Furthermore, it may be said that the person who commits an offence on bail has abused or betrayed the confidence reposed in him by the tribunal which granted him bail. The fact that a crime has involved a breach of confidence or trust, e.g. by a solicitor or bank manager or member of the police force, has always been regarded as a matter relevant to the question of sentence–cp. R v Wright (No.2), [1968] VicRp 17; [1968] VR 174, at p. 181. Prima facie the quantum of sentence is dependent on the circumstances of the commission of the crime and its immediate consequences, and should not be increased by reference to events occurring after the offence has been committed. But just as conduct subsequent to the commission of the offence which indicates a clear intention to reform is a matter which the offender is entitled to have taken into account in his favour, so also conduct tending in the other direction, i.e. showing that the offender is unlikely to reform, or has at least not yet reformed, is a matter relevant to the sentencing discretion, if or in so far as it suggests that to extend clemency would serve no useful purpose or that leniency likely to be abused.

It follows, we consider, that the sentencing judge was entitled to take into account the fact that all the offences except those the subject of counts 1 and 2 were committed whilst the applicant was on bail or on probation. What weight the sentencing judge was to assign to that circumstance was a matter for him. But whether he was entitled to increase the sentence which he would otherwise have awarded by reference to the circumstance that the applicant was on probation or on bail is a matter which we find unnecessary to decide on this application. It must not be overlooked that breach of a recognizance for bail exposes the accused to proceedings under s5 of the Crown Proceedings Act 1958 (as amended by Acts Nos.7900 and 8124) with the possibility of imprisonment if the amount of the recognizance be not paid–cp. Re Baker, [1971] VicRp 87; [1971] VR 717; Re Condon, [1973] VicRp 40; [1973] VR 427. However, it must be borne in mind that such consequences follow not from commission of an offence whilst on bail but from the failure to answer to bail.
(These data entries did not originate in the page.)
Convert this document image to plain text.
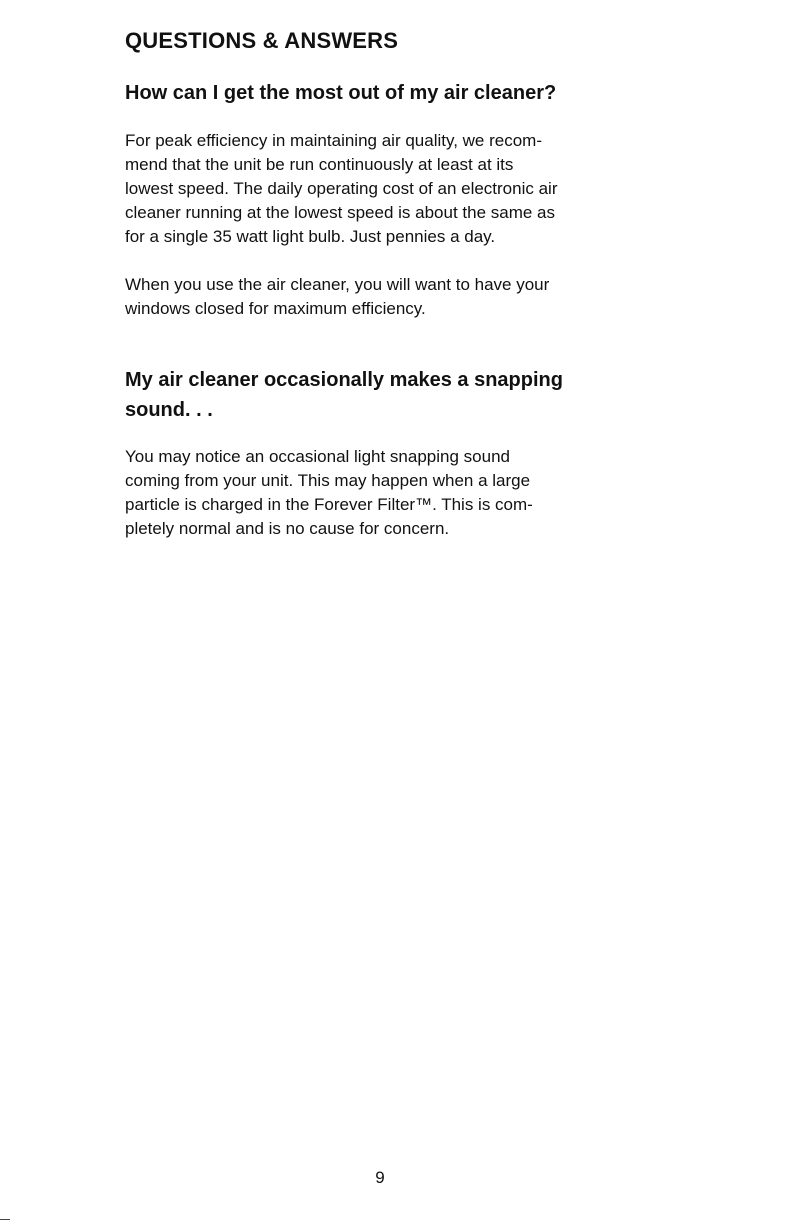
QUESTIONS & ANSWERS
How can I get the most out of my air cleaner?

For peak efficiency in maintaining air quality, we recom-
mend that the unit be run continuously at least at its
lowest speed. The daily operating cost of an electronic air
cleaner running at the lowest speed is about the same as
for a single 35 watt light bulb. Just pennies a day.

When you use the air cleaner, you will want to have your
windows closed for maximum efficiency.

My air cleaner occasionally makes a snapping
sound. . .

You may notice an occasional light snapping sound
coming from your unit. This may happen when a large
particle is charged in the Forever Filter™. This is com-
pletely normal and is no cause for concern.

9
I’d always assumed that the mere fact that the offender was on bail at the time of offending is not an aggravating feature itself; rather it’s a matter to be considered when looking at other factors particular to the offender such as remorse, prospects for rehabilitation and so on.
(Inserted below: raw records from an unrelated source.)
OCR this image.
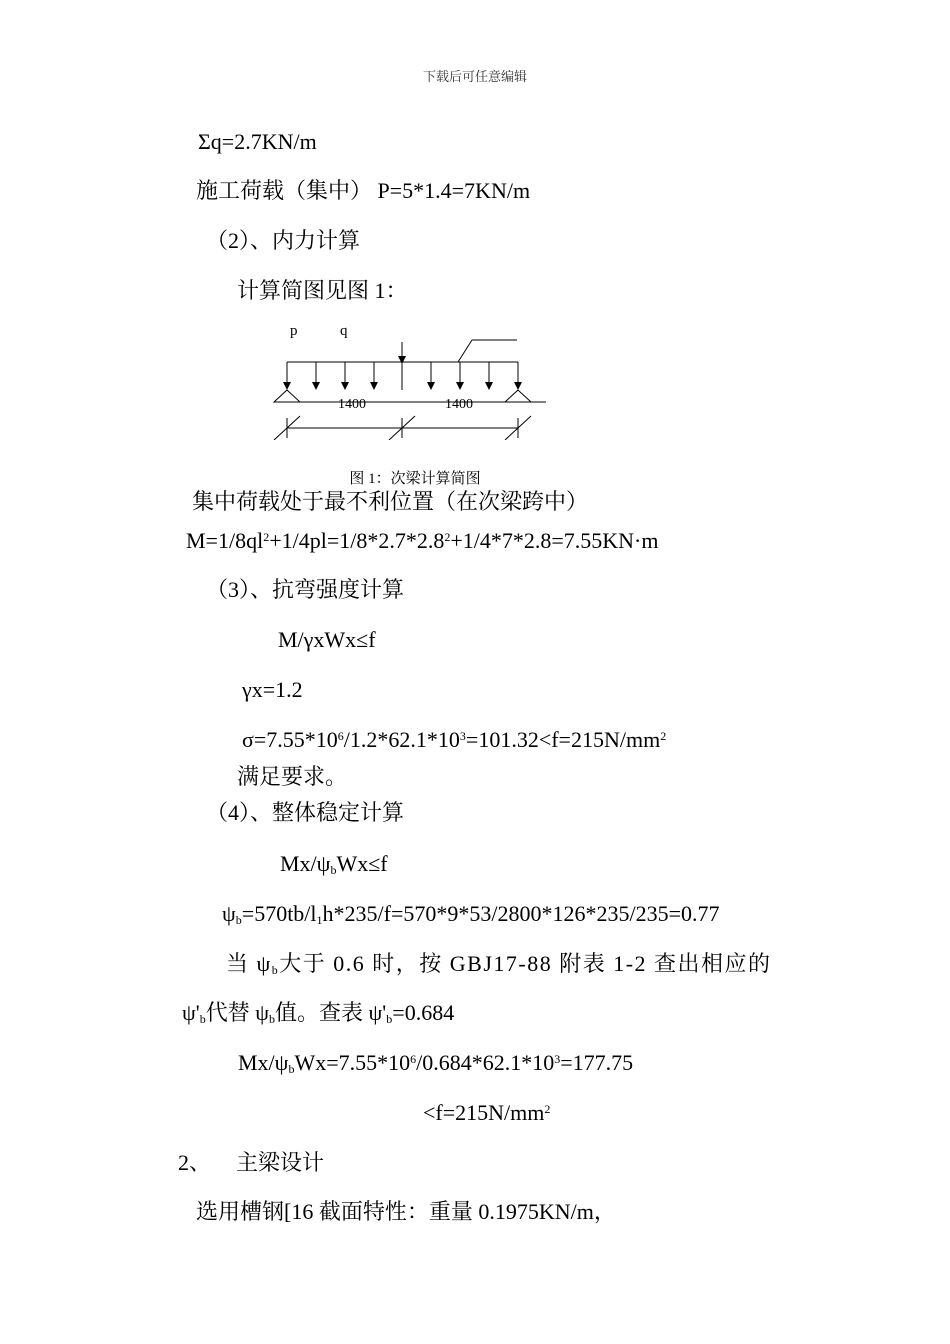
下载后可任意编辑
Σq=2.7KN/m
施工荷载（集中） P=5*1.4=7KN/m
（2）、内力计算
计算简图见图 1：
p	q
1400	1400
图 1：次梁计算简图
集中荷载处于最不利位置（在次梁跨中）
$M=1/8ql^2+1/4pl=1/8*2.7*2.8^2+1/4*7*2.8=7.55KN\cdot m$
（3）、抗弯强度计算
M/γxWx≤f
γx=1.2
$\sigma=7.55*10^6/1.2*62.1*10^3=101.32<f=215N/mm^2$
满足要求。
（4）、整体稳定计算
$Mx/\psi_bWx\le f$
$\psi_b=570tb/l_1h*235/f=570*9*53/2800*126*235/235=0.77$
当 $\psi_b$大于 0.6 时，按 GBJ17-88 附表 1-2 查出相应的
$\psi'_b$代替 $\psi_b$值。查表 $\psi'_b=0.684$
$Mx/\psi_bWx=7.55*10^6/0.684*62.1*10^3=177.75$
$<f=215N/mm^2$
2、 主梁设计
选用槽钢[16 截面特性：重量 0.1975KN/m，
The Judicial College’s Sentencing Manual points to a case of Basso & Frazzetto (1999) 108 A Crim R 392 that says otherwise.
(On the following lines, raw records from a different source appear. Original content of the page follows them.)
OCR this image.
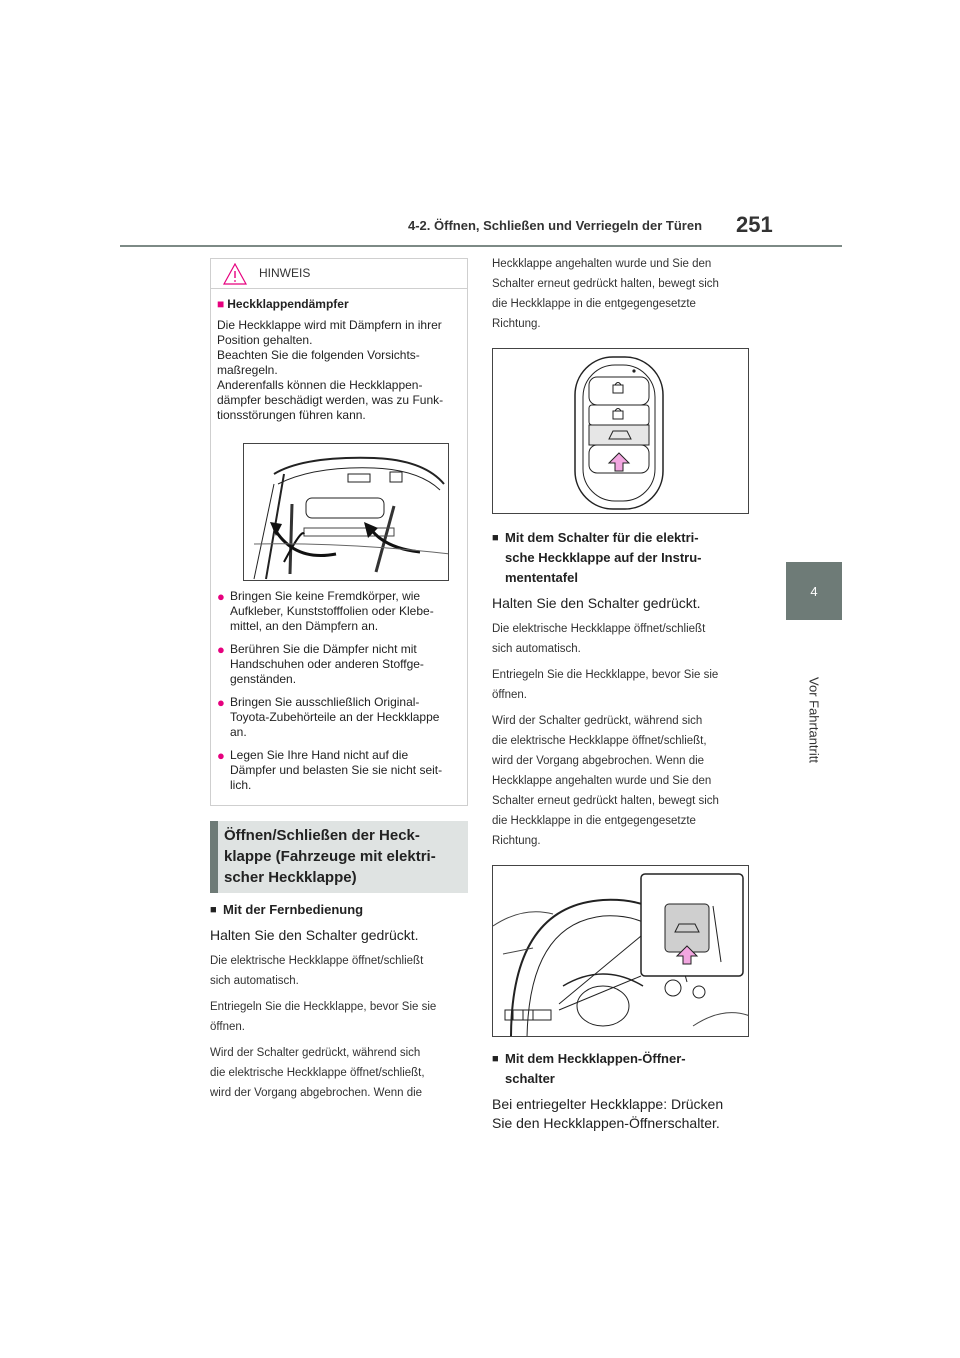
4-2. Öffnen, Schließen und Verriegeln der Türen 251
4
Vor Fahrtantritt
HINWEIS
■ Heckklappendämpfer
Die Heckklappe wird mit Dämpfern in ihrer
Position gehalten.
Beachten Sie die folgenden Vorsichts-
maßregeln.
Anderenfalls können die Heckklappen-
dämpfer beschädigt werden, was zu Funk-
tionsstörungen führen kann.
● Bringen Sie keine Fremdkörper, wie
Aufkleber, Kunststofffolien oder Klebe-
mittel, an den Dämpfern an.
● Berühren Sie die Dämpfer nicht mit
Handschuhen oder anderen Stoffge-
genständen.
● Bringen Sie ausschließlich Original-
Toyota-Zubehörteile an der Heckklappe
an.
● Legen Sie Ihre Hand nicht auf die
Dämpfer und belasten Sie sie nicht seit-
lich.
Öffnen/Schließen der Heck-
klappe (Fahrzeuge mit elektri-
scher Heckklappe)
■ Mit der Fernbedienung
Halten Sie den Schalter gedrückt.
Die elektrische Heckklappe öffnet/schließt
sich automatisch.
Entriegeln Sie die Heckklappe, bevor Sie sie
öffnen.
Wird der Schalter gedrückt, während sich
die elektrische Heckklappe öffnet/schließt,
wird der Vorgang abgebrochen. Wenn die
Heckklappe angehalten wurde und Sie den
Schalter erneut gedrückt halten, bewegt sich
die Heckklappe in die entgegengesetzte
Richtung.
■ Mit dem Schalter für die elektri-
sche Heckklappe auf der Instru-
mententafel
Halten Sie den Schalter gedrückt.
Die elektrische Heckklappe öffnet/schließt
sich automatisch.
Entriegeln Sie die Heckklappe, bevor Sie sie
öffnen.
Wird der Schalter gedrückt, während sich
die elektrische Heckklappe öffnet/schließt,
wird der Vorgang abgebrochen. Wenn die
Heckklappe angehalten wurde und Sie den
Schalter erneut gedrückt halten, bewegt sich
die Heckklappe in die entgegengesetzte
Richtung.
■ Mit dem Heckklappen-Öffner-
schalter
Bei entriegelter Heckklappe: Drücken
Sie den Heckklappen-Öffnerschalter.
In that case Chernov JA said (Batt and Charles JJA agreeing) at 21:

The approach by this Court, albeit often unstated in terms, has been to regard the commission of an offence whilst the offender is on bail as an aggravating factor. In R. v. Storey [1998] 1 V.R.359, for example, this Court considered, inter alia, the issues of the onus and standard of proof in sentencing. Winneke, P., Brooking and Hayne, JJ.A. and Southwell, A.J.A. recognised, at 365, that the fact that the offence was committed whilst the offender was on bail, could be described as a “circumstance of the offender”. At 366, however, their Honours rejected the utility of drawing a distinction between circumstances of the offender and those of the offence as a basis for “recognising proof of facts which bear upon sentence”. A relevant distinction, they said at 369, was between circumstances adverse to the offender (aggravating factors) and circumstances in favour of the offender (mitigating factors). It would follow that since the fact of the commission of an offence during the period of bail is against the interests of the offender for sentencing purposes, it is to be treated as an aggravating factor.